On Thu, 16 Feb 2006 11:24:35 +0100, "M.-A. Lemburg" <mal at egenix.com> wrote:
>Neil Schemenauer wrote:
>> On Thu, Feb 16, 2006 at 02:43:02AM +0100, Thomas Wouters wrote:
>>> On Wed, Feb 15, 2006 at 05:23:56PM -0800, Guido van Rossum wrote:
>>>>>     from __future__ import unicode_strings
>>>> Didn't we have a command-line option to do this? I believe it was
>>>> removed because nobody could see the point. (Or am I hallucinating?
>>>> After several days of non-stop discussing bytes that must be
>>>> considered a possibility.)
>>> We do, and it's not been removed: the -U switch.
>> As Guido alluded, the global switch is useless.  A per-module switch
>> something that could actually useful.  One nice advantage is that
>> you would write code that works the same with Jython (wrt to string
>> literals anyhow).
>The global switch is not useless.
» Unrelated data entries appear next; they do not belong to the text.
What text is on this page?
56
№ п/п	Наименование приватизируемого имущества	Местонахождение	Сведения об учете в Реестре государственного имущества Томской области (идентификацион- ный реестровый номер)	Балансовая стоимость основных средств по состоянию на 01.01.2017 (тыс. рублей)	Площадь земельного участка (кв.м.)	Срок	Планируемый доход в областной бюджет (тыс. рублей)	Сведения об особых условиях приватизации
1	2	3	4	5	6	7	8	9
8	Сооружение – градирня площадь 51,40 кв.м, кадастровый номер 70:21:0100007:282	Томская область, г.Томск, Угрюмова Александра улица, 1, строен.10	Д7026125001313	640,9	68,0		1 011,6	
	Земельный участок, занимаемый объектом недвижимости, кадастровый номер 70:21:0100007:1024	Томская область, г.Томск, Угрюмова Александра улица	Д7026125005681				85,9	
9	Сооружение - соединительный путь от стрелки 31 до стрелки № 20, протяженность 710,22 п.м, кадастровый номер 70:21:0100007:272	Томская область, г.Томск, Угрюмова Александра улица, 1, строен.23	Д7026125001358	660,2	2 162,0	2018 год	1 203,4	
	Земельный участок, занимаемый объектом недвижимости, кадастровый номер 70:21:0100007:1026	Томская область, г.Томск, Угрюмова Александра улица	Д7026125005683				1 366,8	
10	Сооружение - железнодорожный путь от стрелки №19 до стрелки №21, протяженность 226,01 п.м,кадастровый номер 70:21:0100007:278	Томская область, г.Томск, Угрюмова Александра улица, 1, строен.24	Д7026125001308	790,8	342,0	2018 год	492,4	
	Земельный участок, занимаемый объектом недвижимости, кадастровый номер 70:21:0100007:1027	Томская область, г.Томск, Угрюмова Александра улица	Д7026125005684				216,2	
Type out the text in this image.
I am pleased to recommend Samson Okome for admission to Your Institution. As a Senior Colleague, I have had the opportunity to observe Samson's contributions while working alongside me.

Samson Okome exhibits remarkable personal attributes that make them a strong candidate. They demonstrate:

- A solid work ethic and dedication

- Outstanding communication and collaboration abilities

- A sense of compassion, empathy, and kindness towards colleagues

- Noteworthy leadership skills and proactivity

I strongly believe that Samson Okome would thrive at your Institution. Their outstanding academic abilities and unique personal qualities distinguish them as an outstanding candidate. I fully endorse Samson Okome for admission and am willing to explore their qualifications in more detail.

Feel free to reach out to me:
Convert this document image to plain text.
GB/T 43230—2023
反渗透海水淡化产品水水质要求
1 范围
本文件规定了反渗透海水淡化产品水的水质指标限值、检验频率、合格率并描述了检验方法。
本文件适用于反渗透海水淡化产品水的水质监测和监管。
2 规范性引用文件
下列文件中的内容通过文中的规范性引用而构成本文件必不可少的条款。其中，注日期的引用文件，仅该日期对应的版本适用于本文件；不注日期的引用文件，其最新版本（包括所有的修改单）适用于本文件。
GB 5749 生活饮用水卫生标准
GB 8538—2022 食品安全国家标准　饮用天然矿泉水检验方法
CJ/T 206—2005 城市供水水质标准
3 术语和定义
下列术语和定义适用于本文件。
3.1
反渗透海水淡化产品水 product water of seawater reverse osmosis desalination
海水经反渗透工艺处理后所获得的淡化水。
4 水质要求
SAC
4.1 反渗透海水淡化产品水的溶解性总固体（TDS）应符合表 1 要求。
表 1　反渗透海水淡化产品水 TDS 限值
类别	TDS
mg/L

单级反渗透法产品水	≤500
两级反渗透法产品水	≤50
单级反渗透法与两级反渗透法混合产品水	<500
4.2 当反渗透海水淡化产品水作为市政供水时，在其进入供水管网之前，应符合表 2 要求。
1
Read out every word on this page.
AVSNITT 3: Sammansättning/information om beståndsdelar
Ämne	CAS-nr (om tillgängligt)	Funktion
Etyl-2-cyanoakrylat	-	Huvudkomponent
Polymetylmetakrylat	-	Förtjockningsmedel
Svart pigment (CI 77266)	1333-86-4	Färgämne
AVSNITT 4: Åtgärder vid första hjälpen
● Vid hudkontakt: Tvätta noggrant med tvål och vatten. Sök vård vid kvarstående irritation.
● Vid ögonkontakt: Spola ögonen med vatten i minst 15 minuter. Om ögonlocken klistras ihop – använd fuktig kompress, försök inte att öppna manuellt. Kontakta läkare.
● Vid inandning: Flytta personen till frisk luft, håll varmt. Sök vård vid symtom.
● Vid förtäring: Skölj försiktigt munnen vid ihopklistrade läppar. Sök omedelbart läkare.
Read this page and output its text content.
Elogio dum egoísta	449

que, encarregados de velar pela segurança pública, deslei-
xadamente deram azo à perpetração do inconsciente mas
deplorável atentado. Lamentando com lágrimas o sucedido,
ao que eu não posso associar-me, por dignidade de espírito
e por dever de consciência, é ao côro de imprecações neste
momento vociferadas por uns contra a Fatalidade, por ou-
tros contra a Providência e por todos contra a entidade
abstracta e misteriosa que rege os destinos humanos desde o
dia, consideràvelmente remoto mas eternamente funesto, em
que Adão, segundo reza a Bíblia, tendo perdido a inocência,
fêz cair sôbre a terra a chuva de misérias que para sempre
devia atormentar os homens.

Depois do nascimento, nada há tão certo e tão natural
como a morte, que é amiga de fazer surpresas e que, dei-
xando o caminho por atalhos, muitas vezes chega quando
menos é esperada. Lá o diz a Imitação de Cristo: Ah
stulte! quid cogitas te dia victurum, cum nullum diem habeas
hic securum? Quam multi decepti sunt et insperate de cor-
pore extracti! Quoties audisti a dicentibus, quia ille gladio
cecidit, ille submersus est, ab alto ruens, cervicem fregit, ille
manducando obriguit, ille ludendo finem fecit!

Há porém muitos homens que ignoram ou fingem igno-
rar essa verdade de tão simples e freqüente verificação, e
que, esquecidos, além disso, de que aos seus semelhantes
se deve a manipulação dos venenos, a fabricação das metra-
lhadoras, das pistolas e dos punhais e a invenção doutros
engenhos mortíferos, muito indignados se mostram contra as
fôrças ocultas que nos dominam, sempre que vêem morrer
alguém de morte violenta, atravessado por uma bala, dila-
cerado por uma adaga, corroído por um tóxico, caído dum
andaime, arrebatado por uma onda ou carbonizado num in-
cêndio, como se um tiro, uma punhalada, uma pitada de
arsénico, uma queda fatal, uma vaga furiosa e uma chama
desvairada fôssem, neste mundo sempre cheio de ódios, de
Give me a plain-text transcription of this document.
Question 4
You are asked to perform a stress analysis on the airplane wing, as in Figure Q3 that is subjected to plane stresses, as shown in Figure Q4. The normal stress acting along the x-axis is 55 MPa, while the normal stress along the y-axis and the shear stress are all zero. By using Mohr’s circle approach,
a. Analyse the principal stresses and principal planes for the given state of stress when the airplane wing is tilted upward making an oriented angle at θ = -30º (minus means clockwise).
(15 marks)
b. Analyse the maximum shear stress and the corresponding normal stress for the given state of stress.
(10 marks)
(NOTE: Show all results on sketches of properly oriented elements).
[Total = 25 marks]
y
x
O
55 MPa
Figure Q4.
It's purpose is to test the
>standard library (or any other piece of Python code) for Unicode
>Since we're not even close to such compatibility, I'm not sure
>how useful a per-module switch would be.

Just what Neil suggested: developers writing new code benefit from having the behavior which will ultimately be Python's default, rather than the behavior that is known to be destined for obsolescence.

Being able to turn this on per-module is useful for the same reason the rest of the future system is useful on a per-module basis.  It's easier to convert things incrementally than monolithicly.